Papas con sabor a cheddar o papas con corte americano.
Papas con sabor a cheddar o papas con corte americano.
La estantería
expectante adelante tuyo esperando que decidas. Estás tardando demasiado, sospecho
que tu mente está en otro lado. En los pasillos del supermercado coreano
(hablemos con propiedad, que no cuesta tanto), sonaba una canción de Tini
Stoessel. Cierta rugosidad en el audio me desconcentraba lo suficiente como
para no reconocer al otro artista de ese remix. Tu cuerpo no daba señal alguna
de sentirse afectado por la música. El mío sí. Mi pie tamborileaba sobre las
cerámicas desaliñadas. Supongo que podría echarle la culpa a los nervios.
Me di cuenta que eras
vos apenas se me cruzó tu nuca en las retinas. No sé cómo explicarlo. No tengo
un álbum de fotos de tu cuello, para que sepas. No lo necesito.
A decir verdad,
prefería que no me vieras, pero esconderme no me nació. Por el contrario,
atraída por la fuerza de imán que me genera tu piel, no te saqué los ojos de
encima. En un momento levantaste la mano derecha y te rascaste ahí, en el
nacimiento del pelo. Sonreí con satisfacción, creyéndome poderosa.
Seguiste tu rumbo
habiendo tomado una decisión. Corte americano. Con mi canasto atado al
antebrazo te seguí a una distancia prudente. Con suerte cuando eligieras entre
las gaseosas, podría verte de perfil. ¿Qué haces acá? Te pregunté con la voz de
mi mente. Tal vez seguía fluyendo en mi un torrente psíquico y me leías los
pensamientos. Si pasó, hiciste como si nada.
Tuve que esquivar a
una señora torpe que casi me lleva puesta con su changuito. Ay, perdón,
discúlpame. Hubiera contestado pero corría el riesgo de que reconocieras mi
voz. De hecho amagué a huir pero no diste señales de inmutarte siquiera. No
tenías dónde poner las cosas – no habías agarrado ningún canasto – y hacías
elegantes malabares con las botellas y los snacks.
Qué lindo es el puente
de tu nariz. ¿No tenés frío con ese buzo pedorro? Imagino tu respuesta. No,
claro que no. A mi me llega la bufanda hasta las orejas, ahí se encuentra con
mi gorro gris e igual estoy congelada. Agarraste algo más – no vi qué era – y
directo a la caja. Hablaste poco y miraste menos. ¿En qué estabas pensando?

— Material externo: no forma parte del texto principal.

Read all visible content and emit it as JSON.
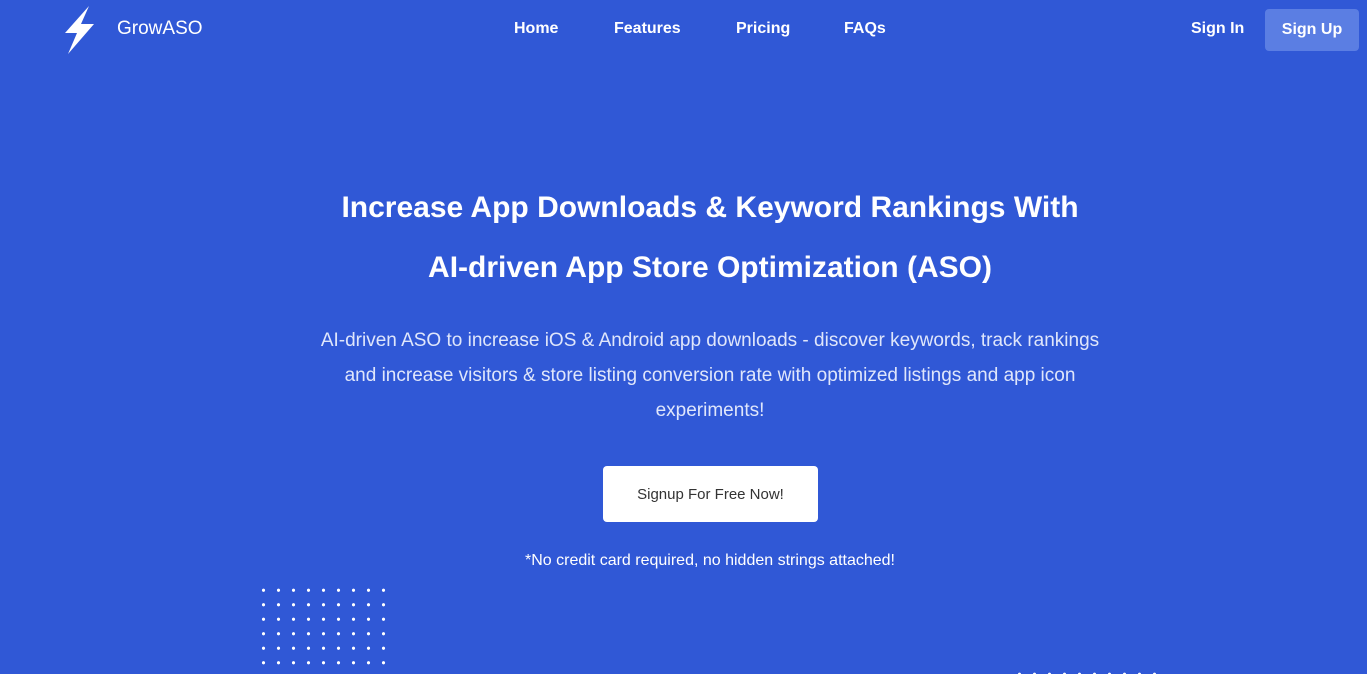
{
  "brand": {
    "name": "GrowASO",
    "icon": "lightning-bolt-icon"
  },
  "nav": {
    "items": [
      {
        "label": "Home"
      },
      {
        "label": "Features"
      },
      {
        "label": "Pricing"
      },
      {
        "label": "FAQs"
      }
    ]
  },
  "auth": {
    "sign_in": "Sign In",
    "sign_up": "Sign Up"
  },
  "hero": {
    "title_line1": "Increase App Downloads & Keyword Rankings With",
    "title_line2": "AI-driven App Store Optimization (ASO)",
    "subtitle": "AI-driven ASO to increase iOS & Android app downloads - discover keywords, track rankings and increase visitors & store listing conversion rate with optimized listings and app icon experiments!",
    "cta_label": "Signup For Free Now!",
    "note": "*No credit card required, no hidden strings attached!"
  },
  "colors": {
    "background": "#3058d6",
    "signup_button": "#5b7ee3",
    "cta_background": "#ffffff"
  }
}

¿Estás cansado? Si me acercaba y me exhibía, ¿ibas a saludarme? ¿Te iba a
cambiar el semblante? ¿Y el brillo en la mirada?
Me aletargué pensando
en eso. ¿Existe, acaso, algo más lindo que ver la transformación en la
expresión ajena ante una irrupción? La sorpresa de los ojos, el enfoque de la
mirada, el imperceptible movimiento de las orejas, el batir de las pestañas que
a veces es aislado y a veces repetitivo.
Hola. Hola, adelante.
Señolita, adelante.
La sorpresa. El
pestañeo. La irrupción.
Ah sí, disculpa. Llevo
esto.
Y tus zapatos
aparatosos abandonando el supermercado, su estela perdiéndose detrás de tus
pisadas, mientras doblas a la derecha ignorando los perros callejeros que te
chumban.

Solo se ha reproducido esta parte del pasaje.